I have a question on combinatorial fractal geometry.
I drew the dragon curve on a piece of graph paper. For this particular figure the total distance of the sides increases by a factor of squareroot(2) each iteration, and the number of full boxes at each level is: 1, 4, 11, 28, 67, 152, 335, 724, 1539, 3232, 6727, 13900, 28555... Here are two resources on this fractal:
https://en.m.wikipedia.org/wiki/Dragon_curve
https://mathworld.wolfram.com/DragonCurve.html
as you follow the curve, at no point did a line create two boxes at the same time. Rather, it was always possible to tell which box would be created and numbered next, even when the figure ran up against itself and started creating boxes rapidly. The mean of all the numbers for a given translation of the dragon figure increased in a progression that corresponded to what I think is the equation of the curve: 1, 3, 8, 20, 47, 107, 238... a_n = a_(n-1) + a_(n-2) + a_(n-3) + 2^(n-3). It seems to me that some of these numbers might correspond in other interesting ways. For example, 1 could fold into 4, then 7, then 20. I’m imagining numbering the boxes by drawing the fractal using the lindenMayer system and then folding it to see if there’s an interesting combination of numbers.
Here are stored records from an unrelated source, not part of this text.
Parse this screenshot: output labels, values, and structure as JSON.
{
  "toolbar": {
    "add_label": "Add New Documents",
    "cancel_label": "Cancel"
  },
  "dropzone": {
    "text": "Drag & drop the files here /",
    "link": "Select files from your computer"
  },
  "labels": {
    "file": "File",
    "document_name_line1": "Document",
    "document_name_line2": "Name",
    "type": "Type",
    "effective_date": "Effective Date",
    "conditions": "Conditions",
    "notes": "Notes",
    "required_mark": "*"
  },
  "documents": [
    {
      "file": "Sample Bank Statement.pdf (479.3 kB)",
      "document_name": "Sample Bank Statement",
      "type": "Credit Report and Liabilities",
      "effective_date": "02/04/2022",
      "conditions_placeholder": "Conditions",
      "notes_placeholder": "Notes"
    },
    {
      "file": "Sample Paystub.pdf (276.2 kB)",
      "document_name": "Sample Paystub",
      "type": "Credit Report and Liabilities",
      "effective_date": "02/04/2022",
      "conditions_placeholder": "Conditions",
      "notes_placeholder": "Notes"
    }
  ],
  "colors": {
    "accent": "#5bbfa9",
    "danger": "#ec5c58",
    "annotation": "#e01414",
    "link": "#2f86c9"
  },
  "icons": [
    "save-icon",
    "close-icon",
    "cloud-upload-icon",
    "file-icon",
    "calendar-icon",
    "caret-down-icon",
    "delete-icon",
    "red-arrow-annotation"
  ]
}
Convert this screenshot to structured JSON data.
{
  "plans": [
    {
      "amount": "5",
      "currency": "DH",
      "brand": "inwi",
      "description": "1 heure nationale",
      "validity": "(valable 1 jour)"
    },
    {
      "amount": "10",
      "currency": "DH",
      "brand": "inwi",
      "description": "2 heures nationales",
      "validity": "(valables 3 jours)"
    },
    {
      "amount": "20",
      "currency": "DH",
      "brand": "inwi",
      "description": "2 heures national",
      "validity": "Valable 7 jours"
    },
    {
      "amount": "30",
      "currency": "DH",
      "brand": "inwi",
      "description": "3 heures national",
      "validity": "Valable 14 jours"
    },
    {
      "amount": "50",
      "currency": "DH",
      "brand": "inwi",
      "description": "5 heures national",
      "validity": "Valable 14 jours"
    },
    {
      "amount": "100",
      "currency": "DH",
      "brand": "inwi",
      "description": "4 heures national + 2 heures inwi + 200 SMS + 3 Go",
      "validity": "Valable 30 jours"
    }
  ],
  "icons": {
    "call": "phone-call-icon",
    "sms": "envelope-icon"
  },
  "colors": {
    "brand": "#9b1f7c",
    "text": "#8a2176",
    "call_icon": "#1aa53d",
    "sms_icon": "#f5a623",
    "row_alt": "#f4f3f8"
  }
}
I tried checking in the online encyclopedia of integer sequences oeis but I didn’t find anything.
My basic question is - is numbering the boxes in that way useful? I haven’t seen any resources with these boxes numbered like this
"My basic question is - is numbering the boxes in that way useful?"
No. I see no use for this numbering. It is arbitrary and gives no insight, especially because whatever question that might be related is unclear and unmotivated.